Enu came home yesterday all excited about the time line project assigned to her class. She has to have at least 3 pictures and 5 events on her timeline including birth and present day.

I honestly don’t remember Mita doing this assignment last year, but I do remember Meg doing it. This makes me wonder if it was assigned to Mita and she didn’t make a big deal about it or if she kept the assignment on the down-low because it was a big deal to her.  Hmm. I must go through the projects I kept from last year and see if I can find it.
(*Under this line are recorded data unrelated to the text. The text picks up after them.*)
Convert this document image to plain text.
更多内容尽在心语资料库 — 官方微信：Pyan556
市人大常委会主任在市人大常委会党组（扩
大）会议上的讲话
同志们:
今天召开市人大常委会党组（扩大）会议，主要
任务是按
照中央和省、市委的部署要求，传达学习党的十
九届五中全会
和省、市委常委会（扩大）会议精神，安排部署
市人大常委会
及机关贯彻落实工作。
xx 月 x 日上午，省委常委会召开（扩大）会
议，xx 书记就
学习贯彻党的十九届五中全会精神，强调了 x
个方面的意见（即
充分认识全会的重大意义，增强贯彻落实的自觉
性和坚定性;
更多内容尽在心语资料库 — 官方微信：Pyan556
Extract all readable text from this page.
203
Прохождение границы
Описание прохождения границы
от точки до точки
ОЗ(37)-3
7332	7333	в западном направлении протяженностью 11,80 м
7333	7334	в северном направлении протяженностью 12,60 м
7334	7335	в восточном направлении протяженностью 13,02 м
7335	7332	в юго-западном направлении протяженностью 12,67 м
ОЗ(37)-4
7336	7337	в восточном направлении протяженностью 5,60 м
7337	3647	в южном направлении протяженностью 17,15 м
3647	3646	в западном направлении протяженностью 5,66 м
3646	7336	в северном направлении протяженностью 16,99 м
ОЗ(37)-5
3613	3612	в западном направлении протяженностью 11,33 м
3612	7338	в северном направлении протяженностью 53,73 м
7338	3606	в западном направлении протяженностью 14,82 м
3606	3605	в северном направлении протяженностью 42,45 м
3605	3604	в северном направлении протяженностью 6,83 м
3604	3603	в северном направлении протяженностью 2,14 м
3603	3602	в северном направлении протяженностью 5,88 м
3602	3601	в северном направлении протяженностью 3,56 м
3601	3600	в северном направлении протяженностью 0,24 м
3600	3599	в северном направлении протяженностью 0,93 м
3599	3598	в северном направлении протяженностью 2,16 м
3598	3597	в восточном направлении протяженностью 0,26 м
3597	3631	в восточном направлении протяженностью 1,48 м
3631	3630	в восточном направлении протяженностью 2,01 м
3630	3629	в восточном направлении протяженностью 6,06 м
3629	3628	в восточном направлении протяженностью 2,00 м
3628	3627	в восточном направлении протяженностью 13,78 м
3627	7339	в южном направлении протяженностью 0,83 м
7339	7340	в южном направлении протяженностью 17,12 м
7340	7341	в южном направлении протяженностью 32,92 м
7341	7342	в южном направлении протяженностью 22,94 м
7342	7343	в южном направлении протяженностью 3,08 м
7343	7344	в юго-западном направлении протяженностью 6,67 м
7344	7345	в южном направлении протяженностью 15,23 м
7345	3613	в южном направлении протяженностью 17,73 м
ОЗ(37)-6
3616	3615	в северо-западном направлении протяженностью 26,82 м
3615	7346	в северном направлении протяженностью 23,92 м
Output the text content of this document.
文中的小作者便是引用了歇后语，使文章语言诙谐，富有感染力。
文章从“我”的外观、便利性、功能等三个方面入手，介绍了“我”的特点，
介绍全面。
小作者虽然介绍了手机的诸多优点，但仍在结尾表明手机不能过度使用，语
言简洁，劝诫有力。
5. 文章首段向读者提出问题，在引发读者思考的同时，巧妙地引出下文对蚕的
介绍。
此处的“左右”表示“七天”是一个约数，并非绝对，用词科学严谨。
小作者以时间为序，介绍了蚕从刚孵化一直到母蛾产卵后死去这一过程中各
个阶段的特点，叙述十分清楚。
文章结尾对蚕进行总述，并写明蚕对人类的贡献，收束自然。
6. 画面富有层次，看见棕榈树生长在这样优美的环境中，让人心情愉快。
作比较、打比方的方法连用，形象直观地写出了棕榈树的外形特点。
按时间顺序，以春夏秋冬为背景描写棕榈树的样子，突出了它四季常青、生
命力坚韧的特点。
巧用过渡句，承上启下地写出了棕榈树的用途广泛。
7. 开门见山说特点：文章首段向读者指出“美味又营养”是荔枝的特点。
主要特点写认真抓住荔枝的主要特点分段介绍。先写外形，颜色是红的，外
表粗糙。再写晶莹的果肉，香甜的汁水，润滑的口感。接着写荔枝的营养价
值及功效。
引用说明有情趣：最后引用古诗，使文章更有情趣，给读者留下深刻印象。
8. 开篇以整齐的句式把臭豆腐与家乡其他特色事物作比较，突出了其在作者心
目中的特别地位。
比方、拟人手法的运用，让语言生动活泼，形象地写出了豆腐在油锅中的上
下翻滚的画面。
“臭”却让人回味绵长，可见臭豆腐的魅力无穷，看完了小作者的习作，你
Back to yesterday.  I told Enu that I would have to get on the computer and order prints as we are a digital family and I rarely have extra prints hanging around.  We discussed what pictures she wanted and what her events on the time line were going to be:

1- Birth in Ethiopia – She wanted a baby picture of her and her dad that we have.

2- Mom dying when she was 3.

So when she mentioned this I gently said,”Honey, if you put this down people are going to ask you about it.”  She shrugged and said that it was fine.

3- Adoption and movie to the USA.

4- Disneyworld for the first time.

5- Being at 4th grader.

I am planning on supporting her wishes, but I am also going to have a back up picture in case she changes her mind at the last-minute. I will also let her teacher know what is coming so she isn’t put on the spot.

I applaud her for being truthful and authentic in her project. I admire her strength for acknowledging what she has done through. I am so worried that this may trigger something and she will have a bad experience at school.  I’m running this by Hubby to see what he thinks.

I think this will also be a lesson-learner for the other kids in the class.  Not everyone has an all-happy timeline to share, even 9 year olds.  That said I hate that my children seem to be the models for adoption and diversity at school as that is a lot of pressure on a kid.  If anyone out there has traveled this path I would love some advice!

  3 Responses to “Adoption and School Projects”

  1. Ugh. Hate the school-project timeline! We just did one. Ashley came up w/ stuff she wanted to include on but it was awkward; she included events from younger years that she barely remembers but naturally didn’t want to include big events like “the day I was removed from my home,” and there was a big gap on it: her foster care years. Kids with traumatic histories are faced with a difficult decision with timelines: do they tell the whole story or come up with “lighter” examples that are more in line with what their classmates are doing. And don’t even get me started on the family tree exercise!!!

  2. Not having been through an adoption I never realized how difficult a seemingly simple assignment could be. Good to understand another perspective. I always loved time line assignments because it gave me a chance to remember the joyous moments in my children’s lives that have passed way too quickly and hopefully reinforce them as happy memories for my kids, too.

    Kudos to Enu for wanting to share her life, the good and bad. It is all part of what makes her who she is today – a wonderful young lady! I pray the assignment goes positively at school – not an easy line for you to walk.

    You can always move here – lots of kids adopted from other countries in the classes! :-)

  3. We haven’t had to travel this part of the adoption road either. We did have a issue where Evie’s school asked for baby pictures of all the parents to show how we look like our parents.